In February 2009 I had the opportunity to climb part of Illaniza Norte. That was an exciting trip. I really gained an appreciation for the difference it makes to acclimatize to the elevation. We spent the night at the hut in the saddle between the two mountain peaks. The next morning we continued up Illaniza Norte until we reach the point that it became rather technical, then we turned back. The views were spectacular. The day before as we started our climb up I hid a geocache, Illaniza, La Virgencita (GC1N83W). At that point I did not think that this would be a long time being found. There are a number of climbers that are geocachers so I figured within a couple of months this would be found. It took 23 months for autobus to make the FTF. Even then autobus waited about 9 months to post his find. I just received the notice the first week of October 2011! Prior to this one cacher lamented the muggle climbers he accompanied to the summit because they wouldn't allow him the time to hunt for the cache on the way down even though his GPSr put him within 20 feet of the cache. That has to be frustrating! I'm glad that the cache has been found and hope that many others who set out to climb these gorgeous mountain peaks will take the time to look for this small treasure.
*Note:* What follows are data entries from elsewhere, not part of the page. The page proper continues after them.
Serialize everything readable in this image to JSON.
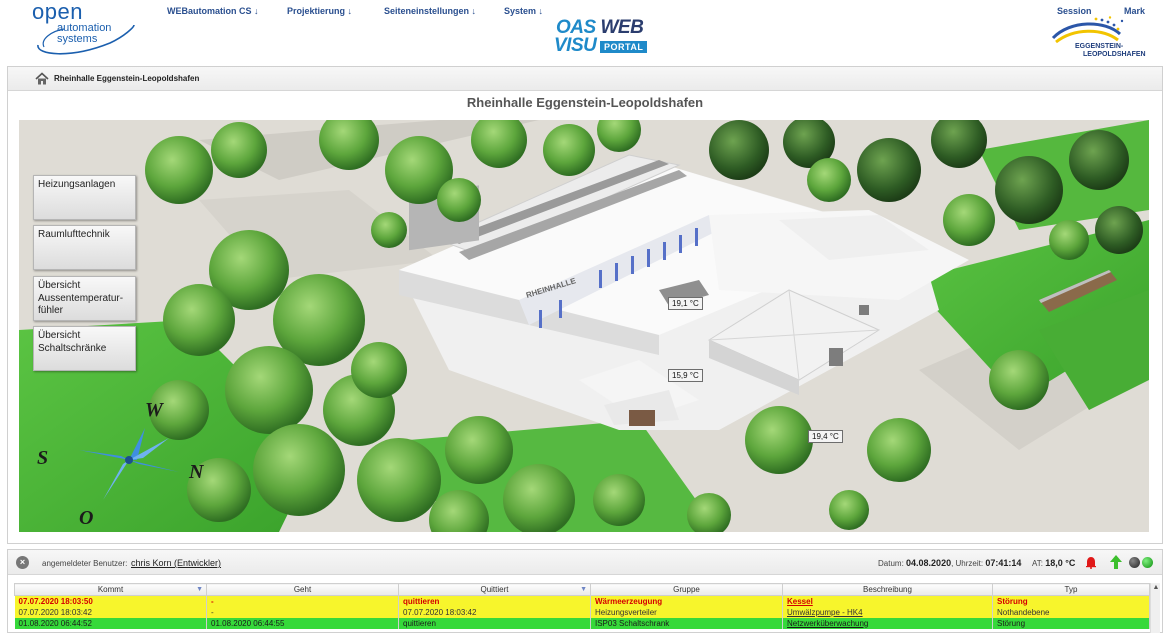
{
  "header": {
    "logo": {
      "line1": "open",
      "line2": "automation",
      "line3": "systems"
    },
    "nav": {
      "webautomation": "WEBautomation CS ↓",
      "projektierung": "Projektierung ↓",
      "seiteneinstellungen": "Seiteneinstellungen ↓",
      "system": "System ↓",
      "session": "Session",
      "mark": "Mark"
    },
    "brand": {
      "oas": "OAS",
      "web": "WEB",
      "visu": "VISU",
      "portal": "PORTAL"
    },
    "municipality": {
      "line1": "EGGENSTEIN-",
      "line2": "LEOPOLDSHAFEN"
    }
  },
  "breadcrumb": {
    "text": "Rheinhalle Eggenstein-Leopoldshafen"
  },
  "page_title": "Rheinhalle Eggenstein-Leopoldshafen",
  "side_buttons": [
    {
      "label": "Heizungsanlagen"
    },
    {
      "label": "Raumlufttechnik"
    },
    {
      "label": "Übersicht Aussentemperatur-fühler"
    },
    {
      "label": "Übersicht Schaltschränke"
    }
  ],
  "building_label": "RHEINHALLE",
  "compass": {
    "n": "N",
    "o": "O",
    "s": "S",
    "w": "W"
  },
  "temperatures": {
    "t1": "19,1 °C",
    "t2": "15,9 °C",
    "t3": "19,4 °C"
  },
  "status": {
    "user_label": "angemeldeter Benutzer:",
    "user_name": "chris Korn (Entwickler)",
    "datum_label": "Datum:",
    "datum_value": "04.08.2020",
    "uhrzeit_label": "Uhrzeit:",
    "uhrzeit_value": "07:41:14",
    "at_label": "AT:",
    "at_value": "18,0 °C"
  },
  "alarm_table": {
    "columns": [
      "Kommt",
      "Geht",
      "Quittiert",
      "Gruppe",
      "Beschreibung",
      "Typ"
    ],
    "rows": [
      {
        "kommt": "07.07.2020 18:03:50",
        "geht": "-",
        "quittiert": "quittieren",
        "gruppe": "Wärmeerzeugung",
        "beschreibung": "Kessel",
        "typ": "Störung"
      },
      {
        "kommt": "07.07.2020 18:03:42",
        "geht": "-",
        "quittiert": "07.07.2020 18:03:42",
        "gruppe": "Heizungsverteiler",
        "beschreibung": "Umwälzpumpe - HK4",
        "typ": "Nothandebene"
      },
      {
        "kommt": "01.08.2020 06:44:52",
        "geht": "01.08.2020 06:44:55",
        "quittiert": "quittieren",
        "gruppe": "ISP03 Schaltschrank",
        "beschreibung": "Netzwerküberwachung",
        "typ": "Störung"
      }
    ]
  }
}
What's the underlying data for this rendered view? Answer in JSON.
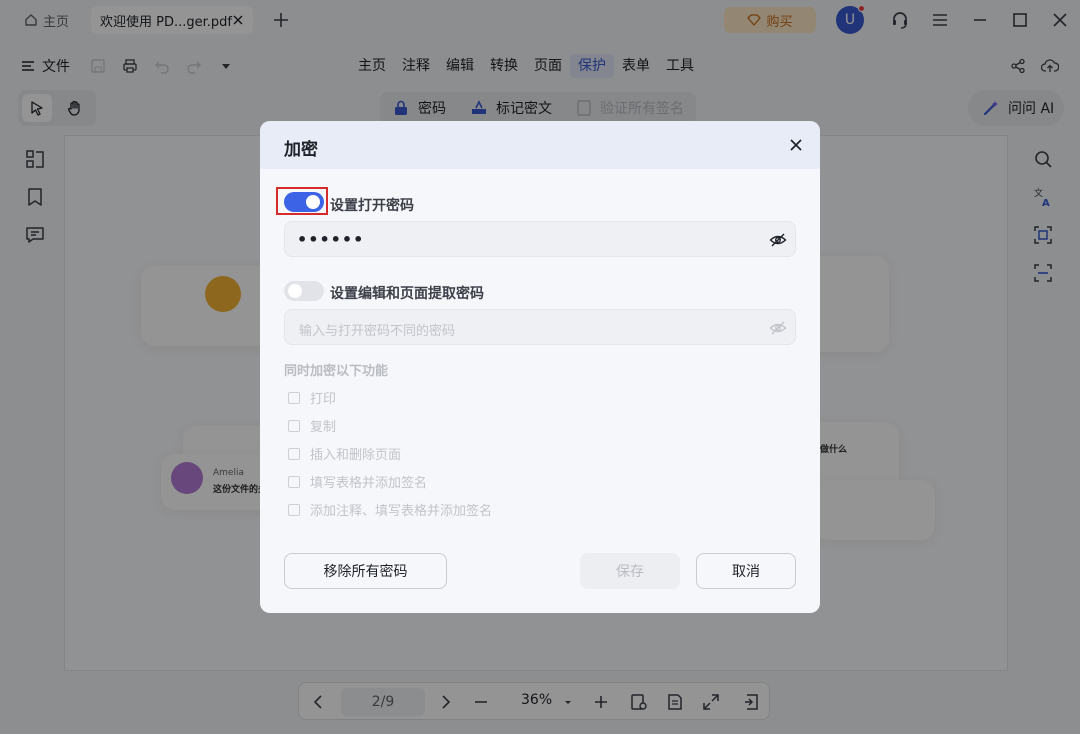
{
  "titlebar": {
    "home_tab": "主页",
    "doc_tab": "欢迎使用 PD...ger.pdf",
    "buy_label": "购买",
    "avatar_letter": "U"
  },
  "menubar": {
    "file_label": "文件",
    "items": [
      {
        "label": "主页"
      },
      {
        "label": "注释"
      },
      {
        "label": "编辑"
      },
      {
        "label": "转换"
      },
      {
        "label": "页面"
      },
      {
        "label": "保护",
        "active": true
      },
      {
        "label": "表单"
      },
      {
        "label": "工具"
      }
    ]
  },
  "subtoolbar": {
    "password": "密码",
    "redact": "标记密文",
    "verify": "验证所有签名"
  },
  "ask_ai": "问问 AI",
  "document": {
    "card_name": "Amelia",
    "card_text": "这份文件的关",
    "card_right_text": "能做什么"
  },
  "bottom_bar": {
    "page": "2/9",
    "zoom": "36%"
  },
  "dialog": {
    "title": "加密",
    "open_password_toggle_label": "设置打开密码",
    "open_password_on": true,
    "open_password_value": "••••••",
    "edit_password_toggle_label": "设置编辑和页面提取密码",
    "edit_password_on": false,
    "edit_password_placeholder": "输入与打开密码不同的密码",
    "section_label": "同时加密以下功能",
    "options": [
      {
        "label": "打印"
      },
      {
        "label": "复制"
      },
      {
        "label": "插入和删除页面"
      },
      {
        "label": "填写表格并添加签名"
      },
      {
        "label": "添加注释、填写表格并添加签名"
      }
    ],
    "remove_all_label": "移除所有密码",
    "save_label": "保存",
    "cancel_label": "取消"
  },
  "colors": {
    "accent": "#3c63e6",
    "focus_ring": "#d62b2b",
    "buy_bg": "#fde9c9",
    "avatar": "#3a5bd3"
  }
}
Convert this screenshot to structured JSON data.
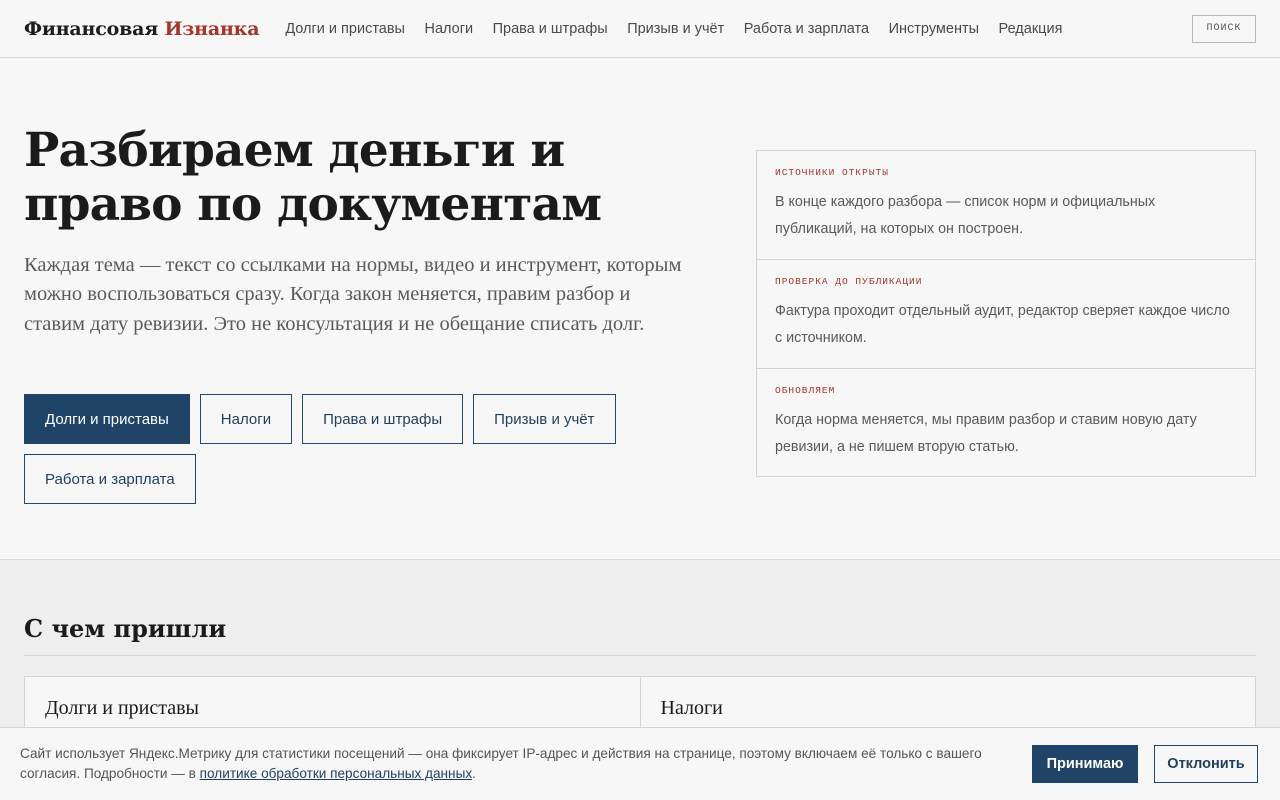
{
  "header": {
    "logo_main": "Финансовая",
    "logo_accent": "Изнанка",
    "nav": [
      "Долги и приставы",
      "Налоги",
      "Права и штрафы",
      "Призыв и учёт",
      "Работа и зарплата",
      "Инструменты",
      "Редакция"
    ],
    "search_label": "ПОИСК"
  },
  "hero": {
    "title": "Разбираем деньги и право по документам",
    "lead": "Каждая тема — текст со ссылками на нормы, видео и инструмент, которым можно воспользоваться сразу. Когда закон меняется, правим разбор и ставим дату ревизии. Это не консультация и не обещание списать долг.",
    "topics": [
      "Долги и приставы",
      "Налоги",
      "Права и штрафы",
      "Призыв и учёт",
      "Работа и зарплата"
    ],
    "active_topic": "Долги и приставы"
  },
  "facts": [
    {
      "label": "ИСТОЧНИКИ ОТКРЫТЫ",
      "text": "В конце каждого разбора — список норм и официальных публикаций, на которых он построен."
    },
    {
      "label": "ПРОВЕРКА ДО ПУБЛИКАЦИИ",
      "text": "Фактура проходит отдельный аудит, редактор сверяет каждое число с источником."
    },
    {
      "label": "ОБНОВЛЯЕМ",
      "text": "Когда норма меняется, мы правим разбор и ставим новую дату ревизии, а не пишем вторую статью."
    }
  ],
  "section": {
    "title": "С чем пришли",
    "cards": [
      "Долги и приставы",
      "Налоги"
    ]
  },
  "cookie": {
    "text_before": "Сайт использует Яндекс.Метрику для статистики посещений — она фиксирует IP-адрес и действия на странице, поэтому включаем её только с вашего согласия. Подробности — в ",
    "link": "политике обработки персональных данных",
    "text_after": ".",
    "accept": "Принимаю",
    "decline": "Отклонить"
  },
  "colors": {
    "accent_red": "#a6352c",
    "primary_blue": "#1f4468",
    "background": "#f7f7f7"
  }
}
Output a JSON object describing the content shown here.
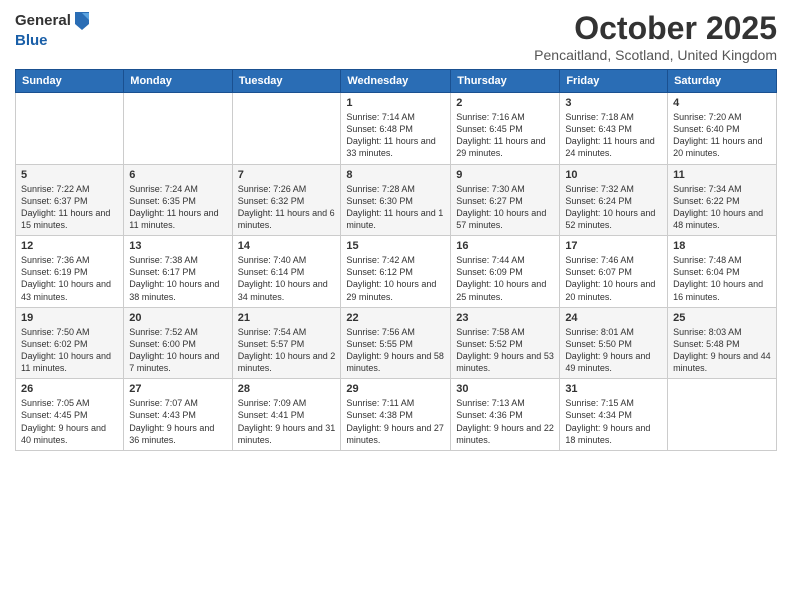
{
  "header": {
    "logo_general": "General",
    "logo_blue": "Blue",
    "month_title": "October 2025",
    "location": "Pencaitland, Scotland, United Kingdom"
  },
  "weekdays": [
    "Sunday",
    "Monday",
    "Tuesday",
    "Wednesday",
    "Thursday",
    "Friday",
    "Saturday"
  ],
  "weeks": [
    [
      {
        "day": "",
        "info": ""
      },
      {
        "day": "",
        "info": ""
      },
      {
        "day": "",
        "info": ""
      },
      {
        "day": "1",
        "info": "Sunrise: 7:14 AM\nSunset: 6:48 PM\nDaylight: 11 hours and 33 minutes."
      },
      {
        "day": "2",
        "info": "Sunrise: 7:16 AM\nSunset: 6:45 PM\nDaylight: 11 hours and 29 minutes."
      },
      {
        "day": "3",
        "info": "Sunrise: 7:18 AM\nSunset: 6:43 PM\nDaylight: 11 hours and 24 minutes."
      },
      {
        "day": "4",
        "info": "Sunrise: 7:20 AM\nSunset: 6:40 PM\nDaylight: 11 hours and 20 minutes."
      }
    ],
    [
      {
        "day": "5",
        "info": "Sunrise: 7:22 AM\nSunset: 6:37 PM\nDaylight: 11 hours and 15 minutes."
      },
      {
        "day": "6",
        "info": "Sunrise: 7:24 AM\nSunset: 6:35 PM\nDaylight: 11 hours and 11 minutes."
      },
      {
        "day": "7",
        "info": "Sunrise: 7:26 AM\nSunset: 6:32 PM\nDaylight: 11 hours and 6 minutes."
      },
      {
        "day": "8",
        "info": "Sunrise: 7:28 AM\nSunset: 6:30 PM\nDaylight: 11 hours and 1 minute."
      },
      {
        "day": "9",
        "info": "Sunrise: 7:30 AM\nSunset: 6:27 PM\nDaylight: 10 hours and 57 minutes."
      },
      {
        "day": "10",
        "info": "Sunrise: 7:32 AM\nSunset: 6:24 PM\nDaylight: 10 hours and 52 minutes."
      },
      {
        "day": "11",
        "info": "Sunrise: 7:34 AM\nSunset: 6:22 PM\nDaylight: 10 hours and 48 minutes."
      }
    ],
    [
      {
        "day": "12",
        "info": "Sunrise: 7:36 AM\nSunset: 6:19 PM\nDaylight: 10 hours and 43 minutes."
      },
      {
        "day": "13",
        "info": "Sunrise: 7:38 AM\nSunset: 6:17 PM\nDaylight: 10 hours and 38 minutes."
      },
      {
        "day": "14",
        "info": "Sunrise: 7:40 AM\nSunset: 6:14 PM\nDaylight: 10 hours and 34 minutes."
      },
      {
        "day": "15",
        "info": "Sunrise: 7:42 AM\nSunset: 6:12 PM\nDaylight: 10 hours and 29 minutes."
      },
      {
        "day": "16",
        "info": "Sunrise: 7:44 AM\nSunset: 6:09 PM\nDaylight: 10 hours and 25 minutes."
      },
      {
        "day": "17",
        "info": "Sunrise: 7:46 AM\nSunset: 6:07 PM\nDaylight: 10 hours and 20 minutes."
      },
      {
        "day": "18",
        "info": "Sunrise: 7:48 AM\nSunset: 6:04 PM\nDaylight: 10 hours and 16 minutes."
      }
    ],
    [
      {
        "day": "19",
        "info": "Sunrise: 7:50 AM\nSunset: 6:02 PM\nDaylight: 10 hours and 11 minutes."
      },
      {
        "day": "20",
        "info": "Sunrise: 7:52 AM\nSunset: 6:00 PM\nDaylight: 10 hours and 7 minutes."
      },
      {
        "day": "21",
        "info": "Sunrise: 7:54 AM\nSunset: 5:57 PM\nDaylight: 10 hours and 2 minutes."
      },
      {
        "day": "22",
        "info": "Sunrise: 7:56 AM\nSunset: 5:55 PM\nDaylight: 9 hours and 58 minutes."
      },
      {
        "day": "23",
        "info": "Sunrise: 7:58 AM\nSunset: 5:52 PM\nDaylight: 9 hours and 53 minutes."
      },
      {
        "day": "24",
        "info": "Sunrise: 8:01 AM\nSunset: 5:50 PM\nDaylight: 9 hours and 49 minutes."
      },
      {
        "day": "25",
        "info": "Sunrise: 8:03 AM\nSunset: 5:48 PM\nDaylight: 9 hours and 44 minutes."
      }
    ],
    [
      {
        "day": "26",
        "info": "Sunrise: 7:05 AM\nSunset: 4:45 PM\nDaylight: 9 hours and 40 minutes."
      },
      {
        "day": "27",
        "info": "Sunrise: 7:07 AM\nSunset: 4:43 PM\nDaylight: 9 hours and 36 minutes."
      },
      {
        "day": "28",
        "info": "Sunrise: 7:09 AM\nSunset: 4:41 PM\nDaylight: 9 hours and 31 minutes."
      },
      {
        "day": "29",
        "info": "Sunrise: 7:11 AM\nSunset: 4:38 PM\nDaylight: 9 hours and 27 minutes."
      },
      {
        "day": "30",
        "info": "Sunrise: 7:13 AM\nSunset: 4:36 PM\nDaylight: 9 hours and 22 minutes."
      },
      {
        "day": "31",
        "info": "Sunrise: 7:15 AM\nSunset: 4:34 PM\nDaylight: 9 hours and 18 minutes."
      },
      {
        "day": "",
        "info": ""
      }
    ]
  ]
}
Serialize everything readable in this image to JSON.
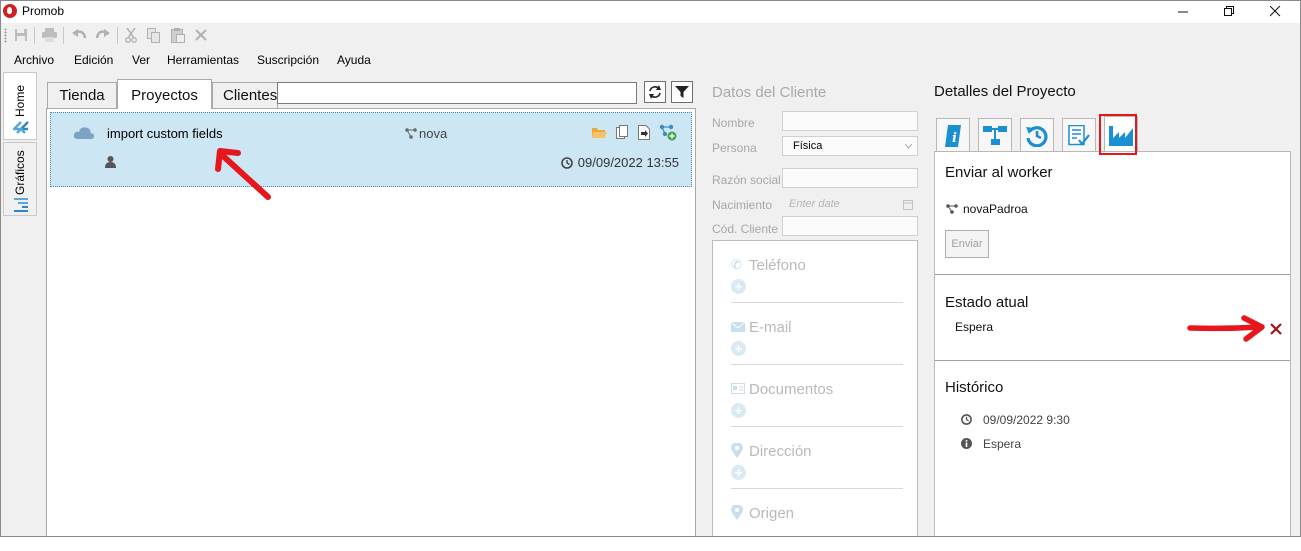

It's not the treasure as much as the mountain that makes this an experience worth having. Enjoy the mountain!

Sunday, October 2, 2011

Route of the Hiawatha Bike Trail - Idaho

Want some biking adventure in a beautiful area. Try the Route of the Hiawatha Bike Trail. It starts just off Interstate 90 just across the state line in Montana. It is all downhill from that end. What do you get? A beautiful ride through the pine covered mountains along an old railroad prepared for biking. Along the way you'll go through seven tunnels and seven high trestle bridges. I wish I'd known about geocaching when I did this ride. I suspect there might be some caches along the way. Panhandle Idaho is simply gorgeous!